Cameron and Tyler Winklevoss, or the Winklevii, own what the Times described as “one of the single largest portfolios of the online currency.” The state of the bitcoin market has been tough to pin down in recent days, but the Times put the 31-year-old identical twins’ bitcoin holdings at about $11 million as of Thursday, a couple of ticks below 1 percent of the $1.3 billion total market for bitcoins.
How well that investment holds up is anyone’s guess at this point. The bitcoin market, dubbed a bubble by many, has been on a roller coaster this week, with bitcoins trading as high as $266 a few days ago but crashing to as low as $60 on Thursday.
Classic signs of a bubble bursting? Bitcoin proponents aren’t having it. They’ve taken to calling the past week’s tumult a mere “course correction” for an alternative currency they maintain has the power to shake up the global economy. Some have blamed the boom-and-bust cycle the market appears to be going through on a rush by speculators and other market meddlers.
That’s a description that would appear to fit the Winklevii, but the twins talk more like true believers.
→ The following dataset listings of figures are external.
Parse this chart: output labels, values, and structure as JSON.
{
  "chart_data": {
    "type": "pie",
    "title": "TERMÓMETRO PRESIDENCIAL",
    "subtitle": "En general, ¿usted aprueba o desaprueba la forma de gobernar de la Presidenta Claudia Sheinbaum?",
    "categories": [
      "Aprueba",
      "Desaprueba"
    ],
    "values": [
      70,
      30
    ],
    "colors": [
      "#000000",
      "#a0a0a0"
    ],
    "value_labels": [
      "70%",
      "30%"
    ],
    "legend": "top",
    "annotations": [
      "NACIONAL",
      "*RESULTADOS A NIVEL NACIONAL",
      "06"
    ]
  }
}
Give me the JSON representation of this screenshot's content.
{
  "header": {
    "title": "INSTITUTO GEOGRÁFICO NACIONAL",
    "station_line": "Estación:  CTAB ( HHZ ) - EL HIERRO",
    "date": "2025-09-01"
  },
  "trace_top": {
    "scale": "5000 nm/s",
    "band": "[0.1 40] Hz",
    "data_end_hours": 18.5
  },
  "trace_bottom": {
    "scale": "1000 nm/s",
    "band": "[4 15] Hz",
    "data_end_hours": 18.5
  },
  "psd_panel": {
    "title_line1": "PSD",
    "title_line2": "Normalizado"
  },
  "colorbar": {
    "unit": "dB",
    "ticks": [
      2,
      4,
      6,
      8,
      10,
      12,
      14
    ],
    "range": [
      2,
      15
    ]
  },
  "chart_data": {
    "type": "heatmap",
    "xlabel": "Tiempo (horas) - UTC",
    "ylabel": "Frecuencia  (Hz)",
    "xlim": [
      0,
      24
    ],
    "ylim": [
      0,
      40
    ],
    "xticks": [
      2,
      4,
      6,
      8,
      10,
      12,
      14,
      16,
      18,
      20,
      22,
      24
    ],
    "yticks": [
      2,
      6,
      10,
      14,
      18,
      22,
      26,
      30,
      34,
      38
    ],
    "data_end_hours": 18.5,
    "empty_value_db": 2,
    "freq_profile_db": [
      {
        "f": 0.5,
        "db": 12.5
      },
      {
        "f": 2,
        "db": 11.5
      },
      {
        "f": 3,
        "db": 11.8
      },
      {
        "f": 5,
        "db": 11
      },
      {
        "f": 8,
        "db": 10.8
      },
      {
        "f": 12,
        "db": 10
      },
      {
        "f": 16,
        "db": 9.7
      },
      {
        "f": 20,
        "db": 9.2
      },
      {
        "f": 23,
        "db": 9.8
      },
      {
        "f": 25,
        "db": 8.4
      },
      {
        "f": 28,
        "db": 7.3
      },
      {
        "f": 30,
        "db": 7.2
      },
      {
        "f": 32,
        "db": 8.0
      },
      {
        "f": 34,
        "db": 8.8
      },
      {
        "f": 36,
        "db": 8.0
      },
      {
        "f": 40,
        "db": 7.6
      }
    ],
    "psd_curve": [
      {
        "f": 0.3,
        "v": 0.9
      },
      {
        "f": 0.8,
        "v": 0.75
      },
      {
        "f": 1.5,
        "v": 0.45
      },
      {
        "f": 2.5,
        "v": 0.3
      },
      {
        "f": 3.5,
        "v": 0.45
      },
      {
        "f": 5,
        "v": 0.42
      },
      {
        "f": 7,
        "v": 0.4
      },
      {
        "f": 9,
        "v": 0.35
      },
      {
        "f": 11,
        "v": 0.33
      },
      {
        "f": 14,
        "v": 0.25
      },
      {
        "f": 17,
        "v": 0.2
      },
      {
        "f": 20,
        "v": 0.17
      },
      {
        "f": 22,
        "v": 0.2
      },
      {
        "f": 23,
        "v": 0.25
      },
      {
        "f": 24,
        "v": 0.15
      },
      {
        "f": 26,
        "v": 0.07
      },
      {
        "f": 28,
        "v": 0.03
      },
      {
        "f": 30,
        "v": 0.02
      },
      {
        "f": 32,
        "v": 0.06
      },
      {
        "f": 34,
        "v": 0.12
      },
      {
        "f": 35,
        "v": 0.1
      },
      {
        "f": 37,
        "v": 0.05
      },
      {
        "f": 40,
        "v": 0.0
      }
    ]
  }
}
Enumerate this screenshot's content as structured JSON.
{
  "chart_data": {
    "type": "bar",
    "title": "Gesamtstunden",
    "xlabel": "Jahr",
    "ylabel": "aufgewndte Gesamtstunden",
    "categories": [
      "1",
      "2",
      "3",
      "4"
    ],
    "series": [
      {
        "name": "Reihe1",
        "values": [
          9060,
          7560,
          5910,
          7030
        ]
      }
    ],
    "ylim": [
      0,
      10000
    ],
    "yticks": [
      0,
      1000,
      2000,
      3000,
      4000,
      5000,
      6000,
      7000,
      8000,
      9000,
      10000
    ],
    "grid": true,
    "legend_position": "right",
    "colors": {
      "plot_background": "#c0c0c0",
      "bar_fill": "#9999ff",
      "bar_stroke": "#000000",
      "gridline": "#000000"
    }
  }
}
“People say it’s a Ponzi scheme, it’s a bubble. People really don’t want to take it seriously. At some point that narrative will shift to ‘virtual currencies are here to stay.’ We’re in the early days,” Cameron Winklevoss told the Times.
The twins are best known for their repeated and failed attempts with another partner, Divya Narendra, to claim ownership of Facebook, which was created by Mark Zuckerberg and others at Harvard around the same time the Winklevosses were building their own, now defunct social-networking platform, ConnectU.
That’s not their only claim to fame. As rowers, the twins competed in the 2008 Beijing Olympics, finishing sixth in the men’s pairs event. The Winklevii were portrayed by Arnie Hammer in the film The Social Network. They’ve also appeared as characters in an episode of the The Simpsons parodying social media and in an ad for Wonderful Pistachios that alludes to having an idea “stolen,” a jab at Zuckerberg.
The irony of it all is that in their court-ordered settlement with Zuckerberg and Facebook, the twins settled for $65 million in cash and a small stake in the company, which could now be worth hundreds of millions following Facebook’s 2012 IPO.
Now calling themselves Internet entrepreneurs, the twins have been investing those funds in a variety of projects, including a social-networking startup called SumZero. Plus, they have a whole bunch of bitcoins.